Les filles du Lac, tome 1 : Les rives de l’espoir – Maria Nikolai

Résumé :

À Meersburg, sur les rives du lac de Constance, en 1917, la jeune Helena et ses soeurs regardent le Lindenhof, le grand domaine familial, avec une certaine nostalgie. Trois ans de guerre ont laissé des traces. Les chambres d’amis sont vides, le jardin autrefois magnifiquement fleuri dépérit, tandis que Gustav, le père, est au front et que la mère, Elisabeth, règne sur les lieux d’une main de fer.

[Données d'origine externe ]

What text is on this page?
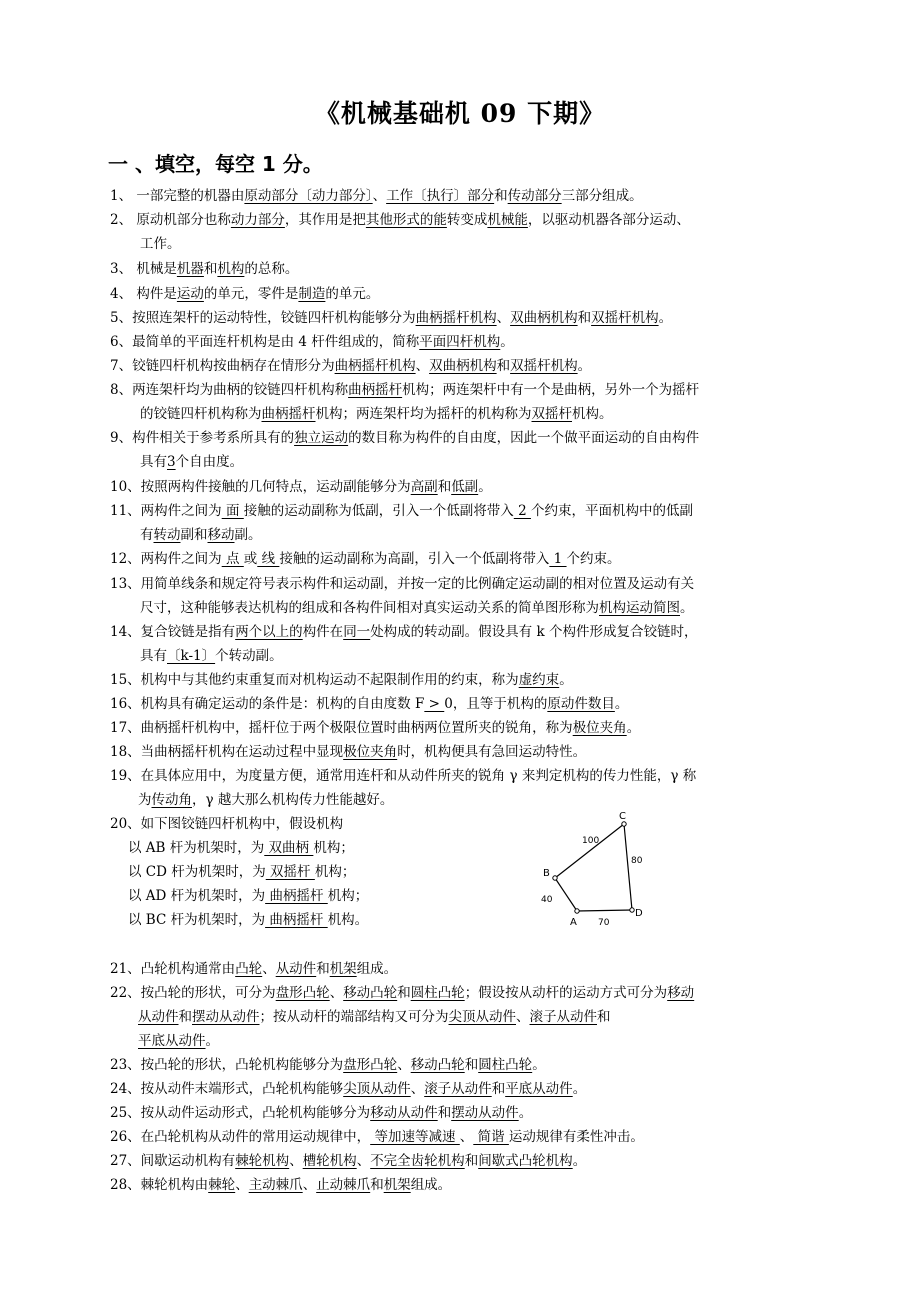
《机械基础机 09 下期》
一 、填空，每空 1 分。
1、 一部完整的机器由原动部分〔动力部分〕、工作〔执行〕部分和传动部分三部分组成。
2、 原动机部分也称动力部分，其作用是把其他形式的能转变成机械能，以驱动机器各部分运动、
工作。
3、 机械是机器和机构的总称。
4、 构件是运动的单元，零件是制造的单元。
5、按照连架杆的运动特性，铰链四杆机构能够分为曲柄摇杆机构、双曲柄机构和双摇杆机构。
6、最简单的平面连杆机构是由 4 杆件组成的，简称平面四杆机构。
7、铰链四杆机构按曲柄存在情形分为曲柄摇杆机构、双曲柄机构和双摇杆机构。
8、两连架杆均为曲柄的铰链四杆机构称曲柄摇杆机构；两连架杆中有一个是曲柄，另外一个为摇杆
的铰链四杆机构称为曲柄摇杆机构；两连架杆均为摇杆的机构称为双摇杆机构。
9、构件相关于参考系所具有的独立运动的数目称为构件的自由度，因此一个做平面运动的自由构件
具有3个自由度。
10、按照两构件接触的几何特点，运动副能够分为高副和低副。
11、两构件之间为 面 接触的运动副称为低副，引入一个低副将带入 2 个约束，平面机构中的低副
有转动副和移动副。
12、两构件之间为 点 或 线 接触的运动副称为高副，引入一个低副将带入 1 个约束。
13、用简单线条和规定符号表示构件和运动副，并按一定的比例确定运动副的相对位置及运动有关
尺寸，这种能够表达机构的组成和各构件间相对真实运动关系的简单图形称为机构运动简图。
14、复合铰链是指有两个以上的构件在同一处构成的转动副。假设具有 k 个构件形成复合铰链时，
具有〔k-1〕个转动副。
15、机构中与其他约束重复而对机构运动不起限制作用的约束，称为虚约束。
16、机构具有确定运动的条件是：机构的自由度数 F > 0，且等于机构的原动件数目。
17、曲柄摇杆机构中，摇杆位于两个极限位置时曲柄两位置所夹的锐角，称为极位夹角。
18、当曲柄摇杆机构在运动过程中显现极位夹角时，机构便具有急回运动特性。
19、在具体应用中，为度量方便，通常用连杆和从动件所夹的锐角 γ 来判定机构的传力性能，γ 称
为传动角，γ 越大那么机构传力性能越好。
20、如下图铰链四杆机构中，假设机构
以 AB 杆为机架时，为 双曲柄 机构；
以 CD 杆为机架时，为 双摇杆 机构；
以 AD 杆为机架时，为 曲柄摇杆 机构；
以 BC 杆为机架时，为 曲柄摇杆 机构。	A
B
C
D
100
80
40
70
21、凸轮机构通常由凸轮、从动件和机架组成。
22、按凸轮的形状，可分为盘形凸轮、移动凸轮和圆柱凸轮；假设按从动杆的运动方式可分为移动
从动件和摆动从动件；按从动杆的端部结构又可分为尖顶从动件、滚子从动件和
平底从动件。
23、按凸轮的形状，凸轮机构能够分为盘形凸轮、移动凸轮和圆柱凸轮。
24、按从动件末端形式，凸轮机构能够尖顶从动件、滚子从动件和平底从动件。
25、按从动件运动形式，凸轮机构能够分为移动从动件和摆动从动件。
26、在凸轮机构从动件的常用运动规律中， 等加速等减速 、 简谐 运动规律有柔性冲击。
27、间歇运动机构有棘轮机构、槽轮机构、不完全齿轮机构和间歇式凸轮机构。
28、棘轮机构由棘轮、主动棘爪、止动棘爪和机架组成。
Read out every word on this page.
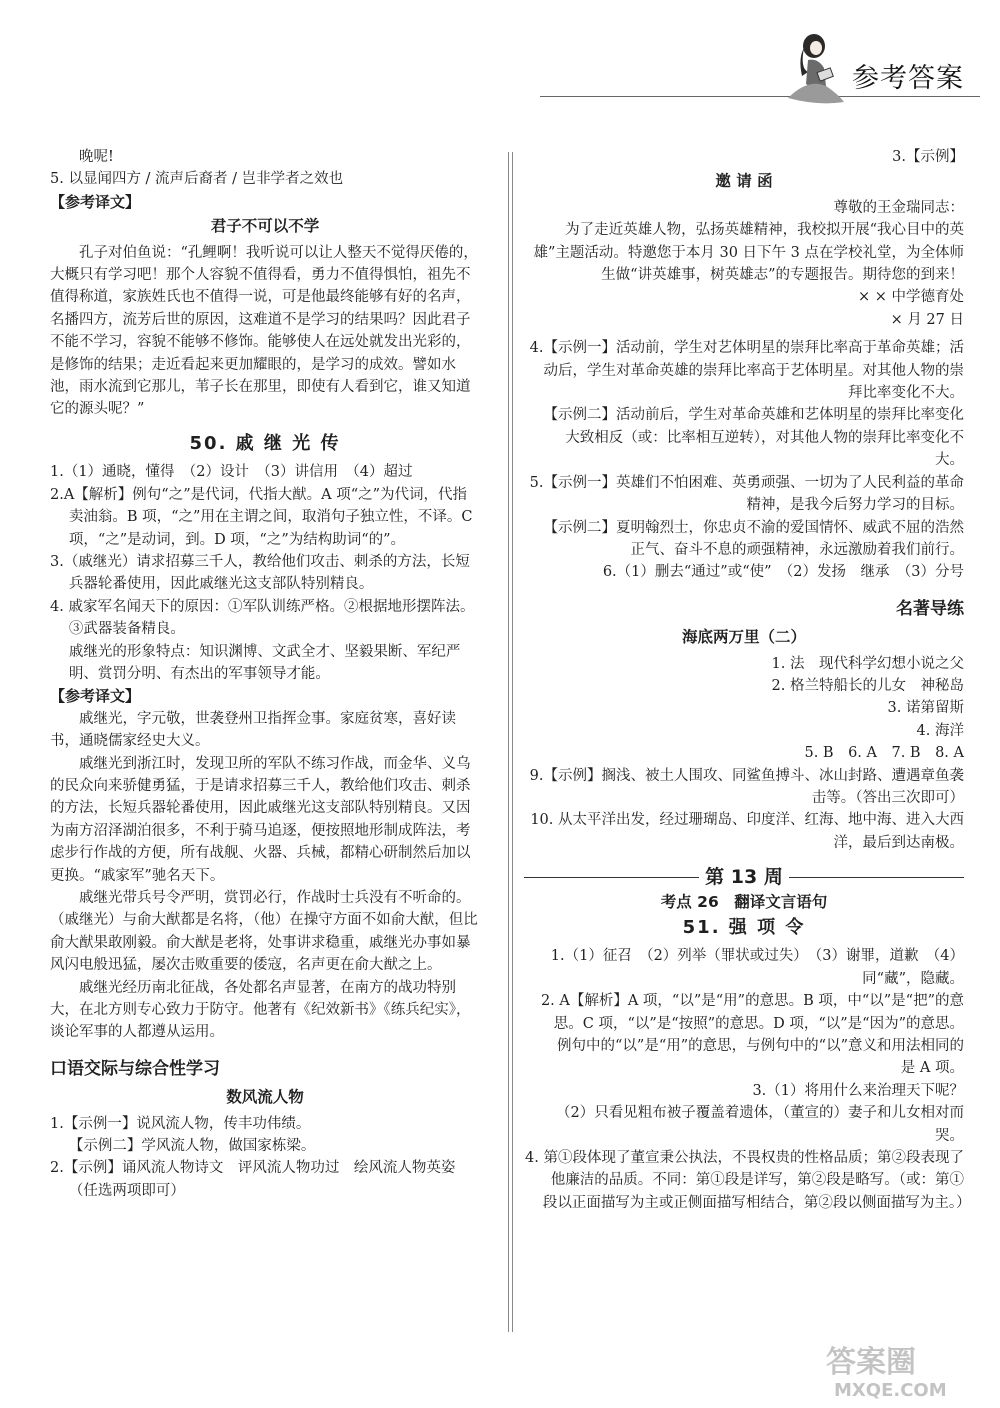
参考答案

晚呢!

5. 以显闻四方 / 流声后裔者 / 岂非学者之效也

【参考译文】

君子不可以不学

孔子对伯鱼说：“孔鲤啊！我听说可以让人整天不觉得厌倦的，大概只有学习吧！那个人容貌不值得看，勇力不值得惧怕，祖先不值得称道，家族姓氏也不值得一说，可是他最终能够有好的名声，名播四方，流芳后世的原因，这难道不是学习的结果吗？因此君子不能不学习，容貌不能够不修饰。能够使人在远处就发出光彩的，是修饰的结果；走近看起来更加耀眼的，是学习的成效。譬如水池，雨水流到它那儿，苇子长在那里，即使有人看到它，谁又知道它的源头呢？”

50. 戚 继 光 传

1.（1）通晓，懂得　（2）设计　（3）讲信用　（4）超过

2.A【解析】例句“之”是代词，代指大猷。A 项“之”为代词，代指卖油翁。B 项，“之”用在主谓之间，取消句子独立性，不译。C 项，“之”是动词，到。D 项，“之”为结构助词“的”。

3.（戚继光）请求招募三千人，教给他们攻击、刺杀的方法，长短兵器轮番使用，因此戚继光这支部队特别精良。

4. 戚家军名闻天下的原因：①军队训练严格。②根据地形摆阵法。③武器装备精良。

戚继光的形象特点：知识渊博、文武全才、坚毅果断、军纪严明、赏罚分明、有杰出的军事领导才能。

【参考译文】

戚继光，字元敬，世袭登州卫指挥佥事。家庭贫寒，喜好读书，通晓儒家经史大义。

戚继光到浙江时，发现卫所的军队不练习作战，而金华、义乌的民众向来骄健勇猛，于是请求招募三千人，教给他们攻击、刺杀的方法，长短兵器轮番使用，因此戚继光这支部队特别精良。又因为南方沼泽湖泊很多，不利于骑马追逐，便按照地形制成阵法，考虑步行作战的方便，所有战舰、火器、兵械，都精心研制然后加以更换。“戚家军”驰名天下。

戚继光带兵号令严明，赏罚必行，作战时士兵没有不听命的。（戚继光）与俞大猷都是名将，（他）在操守方面不如俞大猷，但比俞大猷果敢刚毅。俞大猷是老将，处事讲求稳重，戚继光办事如暴风闪电般迅猛，屡次击败重要的倭寇，名声更在俞大猷之上。

戚继光经历南北征战，各处都名声显著，在南方的战功特别大，在北方则专心致力于防守。他著有《纪效新书》《练兵纪实》，谈论军事的人都遵从运用。

口语交际与综合性学习

数风流人物

1.【示例一】说风流人物，传丰功伟绩。

【示例二】学风流人物，做国家栋梁。

2.【示例】诵风流人物诗文　评风流人物功过　绘风流人物英姿（任选两项即可）

3.【示例】

邀 请 函

尊敬的王金瑞同志：

为了走近英雄人物，弘扬英雄精神，我校拟开展“我心目中的英雄”主题活动。特邀您于本月 30 日下午 3 点在学校礼堂，为全体师生做“讲英雄事，树英雄志”的专题报告。期待您的到来！

× × 中学德育处

× 月 27 日

4.【示例一】活动前，学生对艺体明星的崇拜比率高于革命英雄；活动后，学生对革命英雄的崇拜比率高于艺体明星。对其他人物的崇拜比率变化不大。

【示例二】活动前后，学生对革命英雄和艺体明星的崇拜比率变化大致相反（或：比率相互逆转），对其他人物的崇拜比率变化不大。

5.【示例一】英雄们不怕困难、英勇顽强、一切为了人民利益的革命精神，是我今后努力学习的目标。

【示例二】夏明翰烈士，你忠贞不渝的爱国情怀、威武不屈的浩然正气、奋斗不息的顽强精神，永远激励着我们前行。

6.（1）删去“通过”或“使”　（2）发扬　继承　（3）分号

名著导练

海底两万里（二）

1. 法　现代科学幻想小说之父

2. 格兰特船长的儿女　神秘岛

3. 诺第留斯

4. 海洋

5. B　6. A　7. B　8. A

9.【示例】搁浅、被土人围攻、同鲨鱼搏斗、冰山封路、遭遇章鱼袭击等。（答出三次即可）

10. 从太平洋出发，经过珊瑚岛、印度洋、红海、地中海、进入大西洋，最后到达南极。

第 13 周

考点 26　翻译文言语句

51. 强 项 令

1.（1）征召　（2）列举（罪状或过失）　（3）谢罪，道歉　（4）同“藏”，隐藏。

2. A【解析】A 项，“以”是“用”的意思。B 项，中“以”是“把”的意思。C 项，“以”是“按照”的意思。D 项，“以”是“因为”的意思。例句中的“以”是“用”的意思，与例句中的“以”意义和用法相同的是 A 项。

3.（1）将用什么来治理天下呢？

（2）只看见粗布被子覆盖着遗体，（董宣的）妻子和儿女相对而哭。

4. 第①段体现了董宣秉公执法，不畏权贵的性格品质；第②段表现了他廉洁的品质。不同：第①段是详写，第②段是略写。（或：第①段以正面描写为主或正侧面描写相结合，第②段以侧面描写为主。）

答案圈
MXQE.COM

Mais malgré les temps difficiles, Helena ne peut pas abandonner de donner une nouvelle vie où elle a tant de merveilleux souvenirs d’enfance. Le transformer en un bel hôtel pourrait lui redonner son lustre d’antan… Lorsqu’un jeune noble russe fuyant la Révolution d’octobre loue une chambre au Lindenhof, Helena reprend courage. Le bel inconnu a une aura intrigante mais son visage est marqué par la vie. Et alors qu’ils se rapprochent peu à peu, Helena comprend que leur hôte dissimule un secret. Quelque chose qui va également bouleverser sa vie à tout jamais…

Mon avis :

Si j’ai tout de suite été intriguée par ce résumé, je le trouve néanmoins très trompeur. Il dévoile un aspect de l’intrigue qui n’arrive que très tardivement, et même si ce n’est pas un véritable problème, c’est tout de même dommage… d’autant que sur le papier, cette fiction historique avait tout pour me plaire. Et si ce serait mentir de dire que je n’ai pas apprécié cette lecture, je ne peux malheureusement pas dire qu’elle soit sans défaut… Explications.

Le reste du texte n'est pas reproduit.